Summary: This article presents a limit theorem for the gaps \(\widehat{G}_{i:n}:=X_{n-i+1:n}-X_{n-i:n}\) between order statistics \(X_{1:n}\le\cdots\le X_{n:n}\) of a sample of size \(n\) from a random discrete distribution on the positive integers \((P_1,P_2,\ldots)\) governed by a residual allocation model (also called a Bernoulli sieve) \(P_j:=H_j\prod_{i=1}^{j-1}(1-H_i)\) for a sequence of independent random hazard variables \(H_i\) which are identically distributed according to some distribution of \(H\in(0,1)\) such that \(-\log(1-H)\) has a non-lattice distribution with finite mean \(\mu_{\log}\).

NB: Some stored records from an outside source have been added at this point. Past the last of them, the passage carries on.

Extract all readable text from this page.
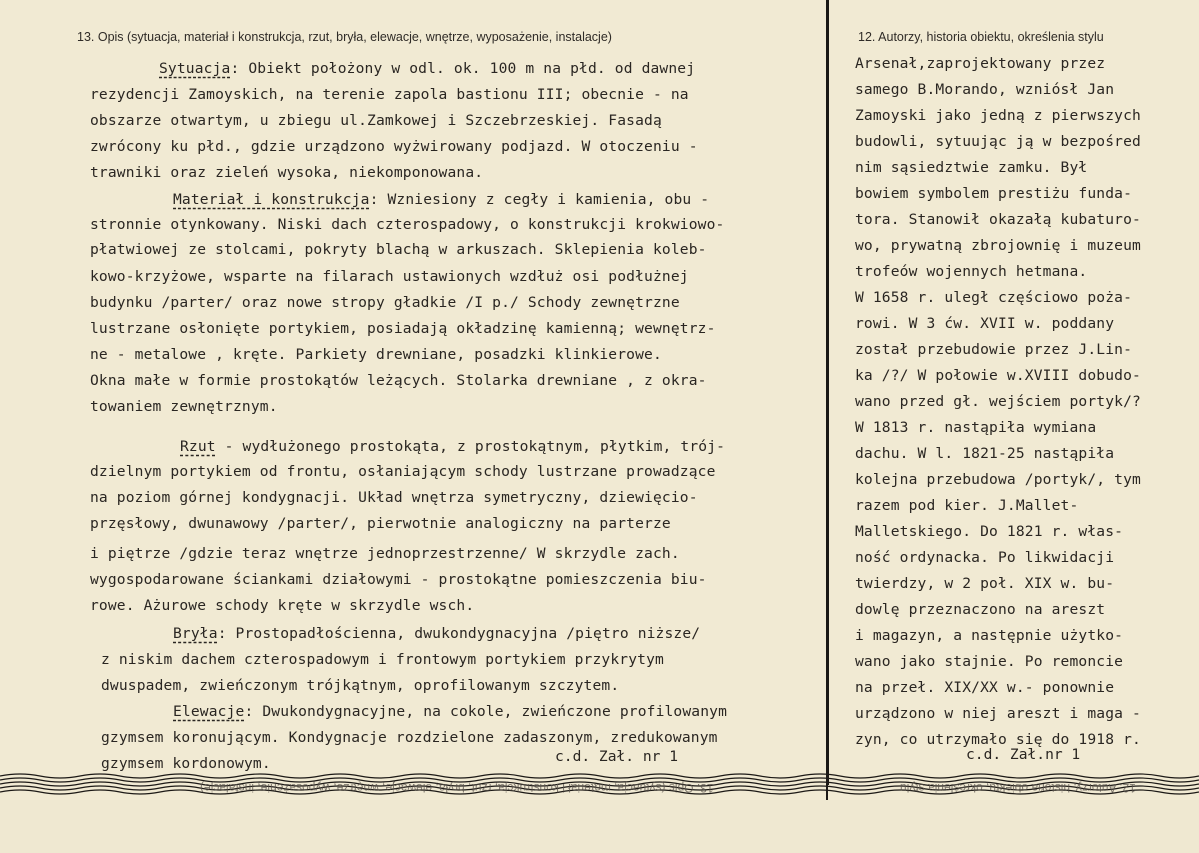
13. Opis (sytuacja, materiał i konstrukcja, rzut, bryła, elewacje, wnętrze, wyposażenie, instalacje)
Sytuacja: Obiekt położony w odl. ok. 100 m na płd. od dawnej
rezydencji Zamoyskich, na terenie zapola bastionu III; obecnie - na
obszarze otwartym, u zbiegu ul.Zamkowej i Szczebrzeskiej. Fasadą
zwrócony ku płd., gdzie urządzono wyżwirowany podjazd. W otoczeniu -
trawniki oraz zieleń wysoka, niekomponowana.
Materiał i konstrukcja: Wzniesiony z cegły i kamienia, obu -
stronnie otynkowany. Niski dach czterospadowy, o konstrukcji krokwiowo-
płatwiowej ze stolcami, pokryty blachą w arkuszach. Sklepienia koleb-
kowo-krzyżowe, wsparte na filarach ustawionych wzdłuż osi podłużnej
budynku /parter/ oraz nowe stropy gładkie /I p./ Schody zewnętrzne
lustrzane osłonięte portykiem, posiadają okładzinę kamienną; wewnętrz-
ne - metalowe , kręte. Parkiety drewniane, posadzki klinkierowe.
Okna małe w formie prostokątów leżących. Stolarka drewniane , z okra-
towaniem zewnętrznym.
Rzut - wydłużonego prostokąta, z prostokątnym, płytkim, trój-
dzielnym portykiem od frontu, osłaniającym schody lustrzane prowadzące
na poziom górnej kondygnacji. Układ wnętrza symetryczny, dziewięcio-
przęsłowy, dwunawowy /parter/, pierwotnie analogiczny na parterze
i piętrze /gdzie teraz wnętrze jednoprzestrzenne/ W skrzydle zach.
wygospodarowane ściankami działowymi - prostokątne pomieszczenia biu-
rowe. Ażurowe schody kręte w skrzydle wsch.
Bryła: Prostopadłościenna, dwukondygnacyjna /piętro niższe/
z niskim dachem czterospadowym i frontowym portykiem przykrytym
dwuspadem, zwieńczonym trójkątnym, oprofilowanym szczytem.
Elewacje: Dwukondygnacyjne, na cokole, zwieńczone profilowanym
gzymsem koronującym. Kondygnacje rozdzielone zadaszonym, zredukowanym
gzymsem kordonowym.	c.d. Zał. nr 1
12. Autorzy, historia obiektu, określenia stylu
Arsenał,zaprojektowany przez
samego B.Morando, wzniósł Jan
Zamoyski jako jedną z pierwszych
budowli, sytuując ją w bezpośred
nim sąsiedztwie zamku. Był
bowiem symbolem prestiżu funda-
tora. Stanowił okazałą kubaturo-
wo, prywatną zbrojownię i muzeum
trofeów wojennych hetmana.
W 1658 r. uległ częściowo poża-
rowi. W 3 ćw. XVII w. poddany
został przebudowie przez J.Lin-
ka /?/ W połowie w.XVIII dobudo-
wano przed gł. wejściem portyk/?
W 1813 r. nastąpiła wymiana
dachu. W l. 1821-25 nastąpiła
kolejna przebudowa /portyk/, tym
razem pod kier. J.Mallet-
Malletskiego. Do 1821 r. włas-
ność ordynacka. Po likwidacji
twierdzy, w 2 poł. XIX w. bu-
dowlę przeznaczono na areszt
i magazyn, a następnie użytko-
wano jako stajnie. Po remoncie
na przeł. XIX/XX w.- ponownie
urządzono w niej areszt i maga -
zyn, co utrzymało się do 1918 r.
c.d. Zał.nr 1
13. Opis (sytuacja, materiał i konstrukcja, rzut, bryła, elewacje, wnętrze, wyposażenie, instalacje)	12. Autorzy, historia obiektu, określenia stylu
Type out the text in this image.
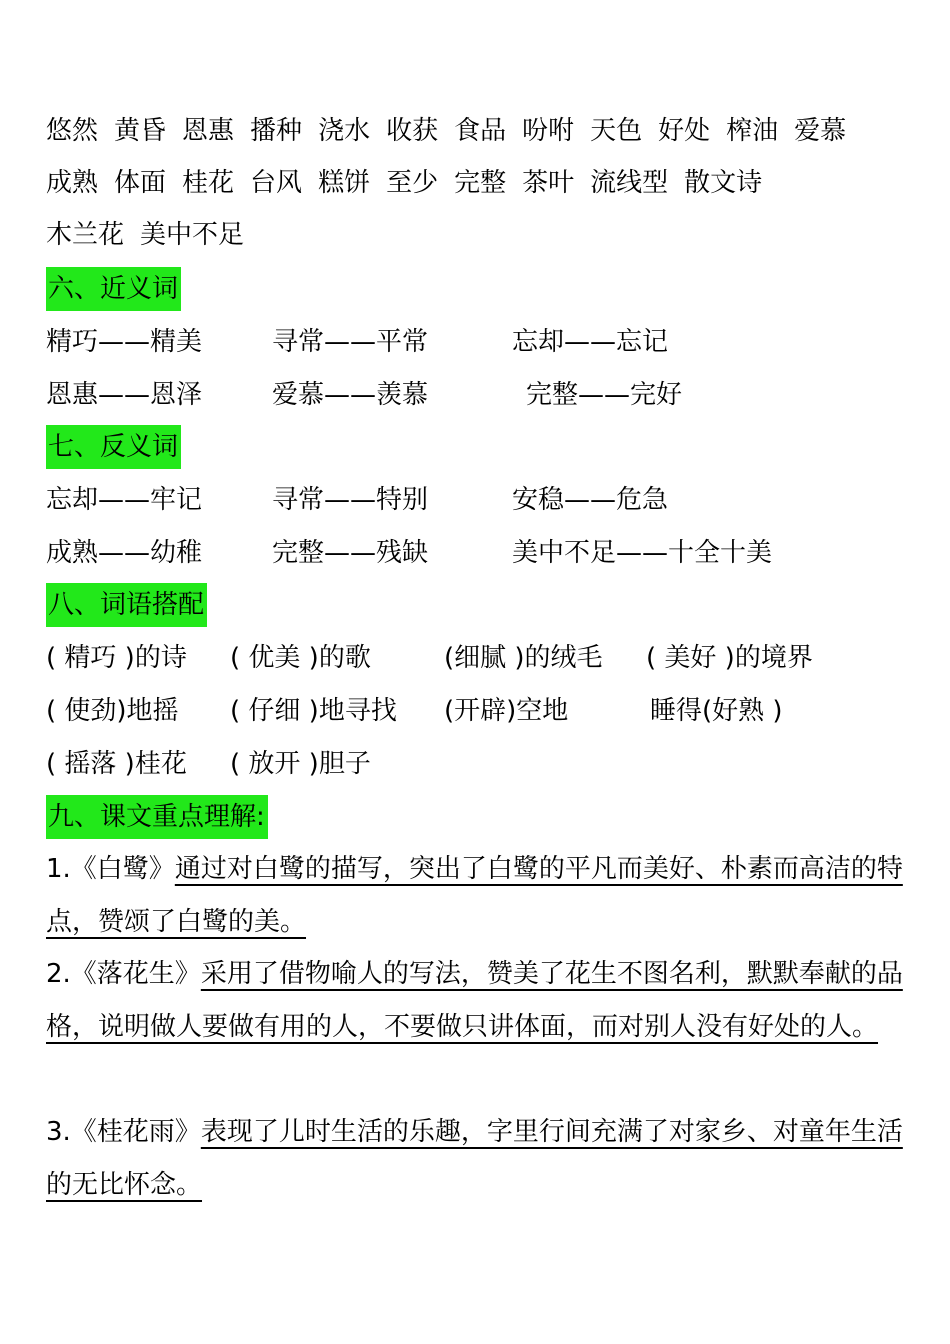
悠然 黄昏 恩惠 播种 浇水 收获 食品 吩咐 天色 好处 榨油 爱慕
成熟 体面 桂花 台风 糕饼 至少 完整 茶叶 流线型 散文诗
木兰花 美中不足
六、近义词
精巧——精美	寻常——平常	忘却——忘记
恩惠——恩泽	爱慕——羡慕	完整——完好
七、反义词
忘却——牢记	寻常——特别	安稳——危急
成熟——幼稚	完整——残缺	美中不足——十全十美
八、词语搭配
( 精巧 )的诗 ( 优美 )的歌	(细腻 )的绒毛 ( 美好 )的境界
( 使劲)地摇 ( 仔细 )地寻找 (开辟)空地	睡得(好熟 )
( 摇落 )桂花 ( 放开 )胆子
九、课文重点理解:
1.《白鹭》通过对白鹭的描写，突出了白鹭的平凡而美好、朴素而高洁的特点，赞颂了白鹭的美。
2.《落花生》采用了借物喻人的写法，赞美了花生不图名利，默默奉献的品格，说明做人要做有用的人，不要做只讲体面，而对别人没有好处的人。
3.《桂花雨》表现了儿时生活的乐趣，字里行间充满了对家乡、对童年生活的无比怀念。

As \(n\to\infty\) the finite dimensional distributions of the gaps \(\widehat{G}_{i:n}\) converge to those of limiting gaps \(G_i\) which are the numbers of points in a stationary renewal process with i.i.d. spacings \(-\log(1-H_j)\) between times \(T_{i-1}\) and \(T_i\) of births in a Yule process, that is \(T_i:=\sum_{k=1}^i\varepsilon_k/k\) for a sequence of i.i.d. exponential variables \(\varepsilon_k\) with mean 1. A consequence is that the mean of \(\widehat{G}_{i:n}\) converges to the mean of \(G_i\), which is \(1/(i\mu_{\log})\). This limit theorem simplifies and extends a result of A. Gnedin et al. for the Bernoulli sieve [in: Fifth colloquium on mathematics and computer science. Lectures from the colloquium. Nancy: The Association. Discrete Mathematics & Theoretical Computer Science (DMTCS). 235–242 (2008; Zbl 1357.60096)].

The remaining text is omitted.